En outre, il conviendrait de trouver un mécanisme simple
mais efficace empêchant une paralysie d’une direction collégiale du pays.
Un nombre impair de directeurs en fait partie (nombre qui ne
devrait pas excéder cinq ou sept) tout comme la possibilité pour les électeurs
via une consultation qui pourrait prendre la forme d’un référendum de trancher
une division du directoire qui bloquerait son fonctionnement (et une procédure,
en attendant le verdict populaire qui permettrait au Parlement de désigner un
exécutif qui gérerait les affaires courantes).
In fine, un régime de directoire, s’il est bâti
intelligemment est assurément démocratique et consensuel, ce qui hérissera
certainement les extrêmes et les populismes ou ceux qui ne voient la politique
que comme un champ de bataille.
Il permet à la majorité, voire à l’ensemble des forces
politiques, d’avoir un comportement responsable puisqu’elles sont associées au
pouvoir, que ce soit au sein de l’exécutif ou au Parlement.
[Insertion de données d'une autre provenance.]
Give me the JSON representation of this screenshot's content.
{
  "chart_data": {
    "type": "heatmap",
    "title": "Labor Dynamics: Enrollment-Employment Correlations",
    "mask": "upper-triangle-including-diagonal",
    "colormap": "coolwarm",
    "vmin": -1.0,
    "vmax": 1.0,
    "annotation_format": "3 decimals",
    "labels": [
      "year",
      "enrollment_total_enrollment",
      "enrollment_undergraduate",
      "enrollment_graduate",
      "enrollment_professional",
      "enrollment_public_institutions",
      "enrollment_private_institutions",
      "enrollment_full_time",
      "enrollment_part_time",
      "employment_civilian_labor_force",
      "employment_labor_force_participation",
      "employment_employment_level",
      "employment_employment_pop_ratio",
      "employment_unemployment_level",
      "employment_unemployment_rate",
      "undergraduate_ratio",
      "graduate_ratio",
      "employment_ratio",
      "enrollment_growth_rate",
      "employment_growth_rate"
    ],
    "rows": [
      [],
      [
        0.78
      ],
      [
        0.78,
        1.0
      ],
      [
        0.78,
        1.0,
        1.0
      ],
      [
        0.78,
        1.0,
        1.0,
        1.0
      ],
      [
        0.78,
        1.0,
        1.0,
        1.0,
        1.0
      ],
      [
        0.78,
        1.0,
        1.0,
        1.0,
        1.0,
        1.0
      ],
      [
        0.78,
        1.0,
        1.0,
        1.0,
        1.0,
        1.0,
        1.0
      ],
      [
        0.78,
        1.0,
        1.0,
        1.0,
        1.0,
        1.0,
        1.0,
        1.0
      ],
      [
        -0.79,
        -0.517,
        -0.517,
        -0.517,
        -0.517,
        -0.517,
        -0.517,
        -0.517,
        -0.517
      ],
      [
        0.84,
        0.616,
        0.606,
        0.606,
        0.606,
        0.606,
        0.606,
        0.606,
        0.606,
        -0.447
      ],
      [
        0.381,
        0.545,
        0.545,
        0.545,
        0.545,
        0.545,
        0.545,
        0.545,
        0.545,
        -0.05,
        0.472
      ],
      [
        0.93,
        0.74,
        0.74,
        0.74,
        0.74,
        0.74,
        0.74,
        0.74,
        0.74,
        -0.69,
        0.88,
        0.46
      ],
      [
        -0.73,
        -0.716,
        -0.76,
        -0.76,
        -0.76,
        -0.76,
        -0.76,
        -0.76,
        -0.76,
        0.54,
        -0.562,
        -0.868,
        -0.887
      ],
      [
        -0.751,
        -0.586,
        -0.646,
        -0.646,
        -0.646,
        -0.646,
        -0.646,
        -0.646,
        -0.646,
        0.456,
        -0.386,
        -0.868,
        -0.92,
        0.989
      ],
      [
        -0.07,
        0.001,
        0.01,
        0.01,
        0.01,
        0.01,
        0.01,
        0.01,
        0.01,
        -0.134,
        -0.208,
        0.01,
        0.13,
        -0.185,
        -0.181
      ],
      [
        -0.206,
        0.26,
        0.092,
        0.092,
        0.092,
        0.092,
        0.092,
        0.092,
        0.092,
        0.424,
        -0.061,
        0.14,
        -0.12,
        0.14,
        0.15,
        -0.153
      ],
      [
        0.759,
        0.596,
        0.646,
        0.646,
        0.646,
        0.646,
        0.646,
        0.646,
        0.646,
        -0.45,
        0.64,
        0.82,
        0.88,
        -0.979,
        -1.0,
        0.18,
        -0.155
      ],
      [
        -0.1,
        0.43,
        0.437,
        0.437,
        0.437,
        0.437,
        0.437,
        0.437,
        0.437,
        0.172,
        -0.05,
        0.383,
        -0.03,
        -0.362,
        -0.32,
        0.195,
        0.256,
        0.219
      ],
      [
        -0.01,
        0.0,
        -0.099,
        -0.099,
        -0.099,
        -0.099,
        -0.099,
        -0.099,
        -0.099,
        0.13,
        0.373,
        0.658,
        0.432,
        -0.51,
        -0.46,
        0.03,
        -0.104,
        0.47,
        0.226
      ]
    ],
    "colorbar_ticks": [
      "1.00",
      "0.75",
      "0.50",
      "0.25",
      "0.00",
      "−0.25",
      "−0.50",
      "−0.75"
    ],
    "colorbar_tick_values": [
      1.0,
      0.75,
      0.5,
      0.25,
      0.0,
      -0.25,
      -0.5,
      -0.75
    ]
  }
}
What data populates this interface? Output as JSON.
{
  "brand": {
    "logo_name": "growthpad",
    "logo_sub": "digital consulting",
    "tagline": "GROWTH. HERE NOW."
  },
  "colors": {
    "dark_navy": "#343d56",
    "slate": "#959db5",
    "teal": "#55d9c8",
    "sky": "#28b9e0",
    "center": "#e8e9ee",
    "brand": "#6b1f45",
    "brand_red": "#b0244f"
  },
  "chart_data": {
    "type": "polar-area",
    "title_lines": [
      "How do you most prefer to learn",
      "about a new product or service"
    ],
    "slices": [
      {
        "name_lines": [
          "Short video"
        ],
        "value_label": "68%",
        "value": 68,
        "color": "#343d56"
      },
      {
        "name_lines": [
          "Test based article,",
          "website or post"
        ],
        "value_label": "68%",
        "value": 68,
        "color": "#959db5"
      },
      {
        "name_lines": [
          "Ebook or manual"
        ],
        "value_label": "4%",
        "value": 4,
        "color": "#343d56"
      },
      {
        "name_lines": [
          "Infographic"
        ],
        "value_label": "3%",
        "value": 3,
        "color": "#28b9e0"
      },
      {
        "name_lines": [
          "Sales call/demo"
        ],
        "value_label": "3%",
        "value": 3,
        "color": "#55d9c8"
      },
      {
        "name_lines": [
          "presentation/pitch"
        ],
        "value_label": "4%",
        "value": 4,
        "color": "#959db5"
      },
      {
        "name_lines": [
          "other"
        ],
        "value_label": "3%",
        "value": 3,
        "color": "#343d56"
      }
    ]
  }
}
Si ce système politique garde les caractéristiques d’un
régime démocratique et républicain tel que nous le connaissons actuellement, il
peut faire évoluer, dans le temps, les pratiques de gouvernance et de
représentativité, c’est-à-dire de permettre un approfondissement de la
démocratie et de la république.
C’est la raison pour laquelle il est plus qu’intéressant de
développer une réflexion sur sa possible existence et organisation alors même
que nous avons dérivé, quelle que soit la pays démocratique envisagé, vers un
renforcement du pouvoir exécutif d’un seul, qu’il soit président ou premier
ministre, chef d’Etat ou chef de gouvernement.
Et le directoire aurait à ce titre un autre intérêt éminent,
faire perdre cette personnalisation du pouvoir qui est tout sauf démocratique.